Gulistan Tara arkadaşın Rojava’da eğittiği onlarca öğrenci var. Bu öğrenciler onun şehadetinden sonra hiçbir zaman hakikatin izini bırakmayacaklarına dair söz verdiler. Biz kalemimizle ve kameralarımızla direnmeye devam edeceğiz. Kurdistan’da böyle bir hakikat vardır. Ne öldürme ne saldırı ve ne de sessizleştirme politikaları bu gerçeği Kurdistan’da durduramaz. Bu anlamda bugün büyük bir sevgi, coşku ve irade ile bu hakikat çizgisinde yürüyen öğrenciler Kurdistan’ın hakikatini temsil ediyor. Onlarca kadın gazeteci başta Gurbetelli Ersöz ile başlayan bu mücadele Gulistan Tara ve onun izinde giden Hêro Bahadîn ve onun gibi yüzlerce kadın bu çizgide yürüyor. Artık Kurdistan’da bu gerçeklik inkâr edilemez. Tüm kadın gazetecilerin ve özgür basın emekçilerinin bu gerçeğin peşinde olacaklarına olan inancım sonsuzdur.
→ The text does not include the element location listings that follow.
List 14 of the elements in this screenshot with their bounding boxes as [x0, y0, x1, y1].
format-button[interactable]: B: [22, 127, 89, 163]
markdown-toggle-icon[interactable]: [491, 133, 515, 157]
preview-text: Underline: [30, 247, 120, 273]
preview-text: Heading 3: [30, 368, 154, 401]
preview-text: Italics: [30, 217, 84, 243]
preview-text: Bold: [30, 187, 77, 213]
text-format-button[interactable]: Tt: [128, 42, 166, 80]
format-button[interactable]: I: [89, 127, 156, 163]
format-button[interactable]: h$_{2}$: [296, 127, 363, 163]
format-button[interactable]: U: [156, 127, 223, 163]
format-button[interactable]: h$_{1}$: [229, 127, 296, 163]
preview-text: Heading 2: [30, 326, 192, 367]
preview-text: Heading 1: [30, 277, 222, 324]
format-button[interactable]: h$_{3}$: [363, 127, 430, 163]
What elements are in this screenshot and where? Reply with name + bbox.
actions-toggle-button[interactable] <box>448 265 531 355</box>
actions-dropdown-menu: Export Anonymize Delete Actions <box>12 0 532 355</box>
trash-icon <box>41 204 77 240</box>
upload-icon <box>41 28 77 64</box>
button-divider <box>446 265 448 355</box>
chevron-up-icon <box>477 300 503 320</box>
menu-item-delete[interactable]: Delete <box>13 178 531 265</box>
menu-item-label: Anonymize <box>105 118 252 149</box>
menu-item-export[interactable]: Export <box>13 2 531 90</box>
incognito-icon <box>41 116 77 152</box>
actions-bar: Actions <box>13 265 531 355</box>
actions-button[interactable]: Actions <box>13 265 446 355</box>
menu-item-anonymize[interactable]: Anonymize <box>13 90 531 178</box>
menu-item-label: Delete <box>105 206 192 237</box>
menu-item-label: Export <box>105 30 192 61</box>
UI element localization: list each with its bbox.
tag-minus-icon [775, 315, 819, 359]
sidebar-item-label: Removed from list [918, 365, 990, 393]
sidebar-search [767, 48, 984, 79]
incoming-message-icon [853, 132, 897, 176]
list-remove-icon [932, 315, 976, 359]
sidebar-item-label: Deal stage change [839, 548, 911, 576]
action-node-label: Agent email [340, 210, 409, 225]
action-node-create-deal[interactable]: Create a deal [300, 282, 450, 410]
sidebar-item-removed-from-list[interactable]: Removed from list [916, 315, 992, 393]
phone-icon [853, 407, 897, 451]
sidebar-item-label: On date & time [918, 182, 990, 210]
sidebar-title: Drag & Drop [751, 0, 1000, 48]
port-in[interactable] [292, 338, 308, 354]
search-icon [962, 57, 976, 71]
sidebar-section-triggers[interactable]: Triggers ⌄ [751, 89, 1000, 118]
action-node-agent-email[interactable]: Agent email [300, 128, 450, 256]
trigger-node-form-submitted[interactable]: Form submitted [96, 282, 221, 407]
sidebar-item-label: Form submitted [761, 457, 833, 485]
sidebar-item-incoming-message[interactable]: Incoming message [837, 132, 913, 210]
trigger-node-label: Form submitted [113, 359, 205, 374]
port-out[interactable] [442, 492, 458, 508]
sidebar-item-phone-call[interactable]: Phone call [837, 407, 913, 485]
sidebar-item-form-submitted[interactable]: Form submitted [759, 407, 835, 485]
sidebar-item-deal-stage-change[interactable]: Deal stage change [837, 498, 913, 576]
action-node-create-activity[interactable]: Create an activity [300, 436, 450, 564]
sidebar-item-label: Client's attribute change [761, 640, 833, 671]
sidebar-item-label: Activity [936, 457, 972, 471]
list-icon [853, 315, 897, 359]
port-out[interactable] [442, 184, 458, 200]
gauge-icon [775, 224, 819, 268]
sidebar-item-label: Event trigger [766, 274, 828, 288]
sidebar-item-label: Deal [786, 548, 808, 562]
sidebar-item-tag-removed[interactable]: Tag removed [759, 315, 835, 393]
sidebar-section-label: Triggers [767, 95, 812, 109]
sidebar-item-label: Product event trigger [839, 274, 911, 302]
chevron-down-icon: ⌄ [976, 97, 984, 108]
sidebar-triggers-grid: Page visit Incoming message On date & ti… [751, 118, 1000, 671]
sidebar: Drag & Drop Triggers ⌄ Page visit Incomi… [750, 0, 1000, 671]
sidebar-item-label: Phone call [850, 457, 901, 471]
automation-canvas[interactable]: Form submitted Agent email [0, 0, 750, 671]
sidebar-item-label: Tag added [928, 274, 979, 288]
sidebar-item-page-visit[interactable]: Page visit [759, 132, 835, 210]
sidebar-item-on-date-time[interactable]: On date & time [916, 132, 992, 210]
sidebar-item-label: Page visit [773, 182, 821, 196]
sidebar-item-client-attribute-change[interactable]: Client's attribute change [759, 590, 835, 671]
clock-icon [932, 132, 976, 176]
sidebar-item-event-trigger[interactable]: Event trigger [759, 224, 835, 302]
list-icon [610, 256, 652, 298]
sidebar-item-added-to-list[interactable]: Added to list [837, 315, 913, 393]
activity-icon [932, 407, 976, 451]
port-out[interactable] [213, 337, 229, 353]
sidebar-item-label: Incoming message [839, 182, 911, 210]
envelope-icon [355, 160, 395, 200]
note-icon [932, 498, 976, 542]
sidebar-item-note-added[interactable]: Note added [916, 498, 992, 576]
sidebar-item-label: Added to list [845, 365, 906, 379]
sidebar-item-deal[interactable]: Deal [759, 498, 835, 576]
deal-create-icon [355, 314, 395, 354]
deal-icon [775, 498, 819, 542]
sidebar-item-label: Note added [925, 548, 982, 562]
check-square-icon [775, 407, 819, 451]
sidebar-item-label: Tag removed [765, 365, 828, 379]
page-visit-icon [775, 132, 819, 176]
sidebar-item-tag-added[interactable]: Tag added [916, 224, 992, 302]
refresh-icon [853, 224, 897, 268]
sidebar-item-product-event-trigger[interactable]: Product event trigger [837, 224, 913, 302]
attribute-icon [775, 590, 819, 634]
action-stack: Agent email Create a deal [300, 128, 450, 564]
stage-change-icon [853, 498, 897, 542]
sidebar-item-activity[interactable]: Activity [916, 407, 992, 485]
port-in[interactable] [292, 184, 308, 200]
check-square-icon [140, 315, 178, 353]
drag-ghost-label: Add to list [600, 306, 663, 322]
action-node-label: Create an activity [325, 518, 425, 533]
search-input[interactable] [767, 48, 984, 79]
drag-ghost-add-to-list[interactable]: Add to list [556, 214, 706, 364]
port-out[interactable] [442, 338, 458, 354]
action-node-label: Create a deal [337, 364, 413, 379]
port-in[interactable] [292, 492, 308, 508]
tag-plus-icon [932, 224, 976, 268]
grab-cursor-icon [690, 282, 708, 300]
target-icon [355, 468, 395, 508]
Bu gerçeği tüm dünyada yaymadıkları sürece, özgür basın emekçileri bu çizgiden vazgeçmeyeceklerdir.

  'TÜM DÜNYA SORUMLULUK ALMALI'

Biz tüm kadın gazeteciler de suçluların yargılanması için davacıyız. Uluslararası insan hakları kurumları, gazetecilerin haklarını savunma kurumlarının bu görevlerini yerine getirmeleri gerekir. Arkadaşlarımıza karşı yapılan tüm bunlar çok kirli ve ahlak dışıdır. Biz bu gerçeğin tüm dünyaca bilinmesini istiyoruz. Bu iki arkadaşın şahsında ortaya çıkan gerçeklik esası üzerine, özgür basının özgürce çalışmalarını yürütmesidir. Bugün KDP basın organları işgalci Türk devletinin Kurdistan’da yaptıklarını çarpıtıyor ve özgür basını susturmak istiyorlar. Ancak, Türk devletinin gazetecileri susturma politikası başından itibaren iflas etmiş bir politikadır. Bugün hapishanelerde de gazeteciler seslerin dünyaya duyuruyorlar. Dağda da seslerini duyuruyorlar ve devrimin içinde de seslerini duyuruyorlar. Bu iki arkadaşımızın şehadeti önünde korkmadan ve geri çekilmeden ileriye dönük daha da büyük adımlarla ilerleyeceğiz. Her geçen gün Kurdistan’da gerçeklik daha büyük bir aşk oluyor. Bugün Gulistan Tara ve Hêro Bahadîn’in aşkı, Kurdistanlaştı. Onların izinde ilerlemek de bizim tarihi bir görevimizdir, vicdani bir görevimizdir. Kadın olarak bizim görevimizdir. Kadınlar olarak, hep birlikte bu yolda ilerleyecek ve onların izinde yürüyerek binlerce Gulê ve Hêro yetiştireceğiz."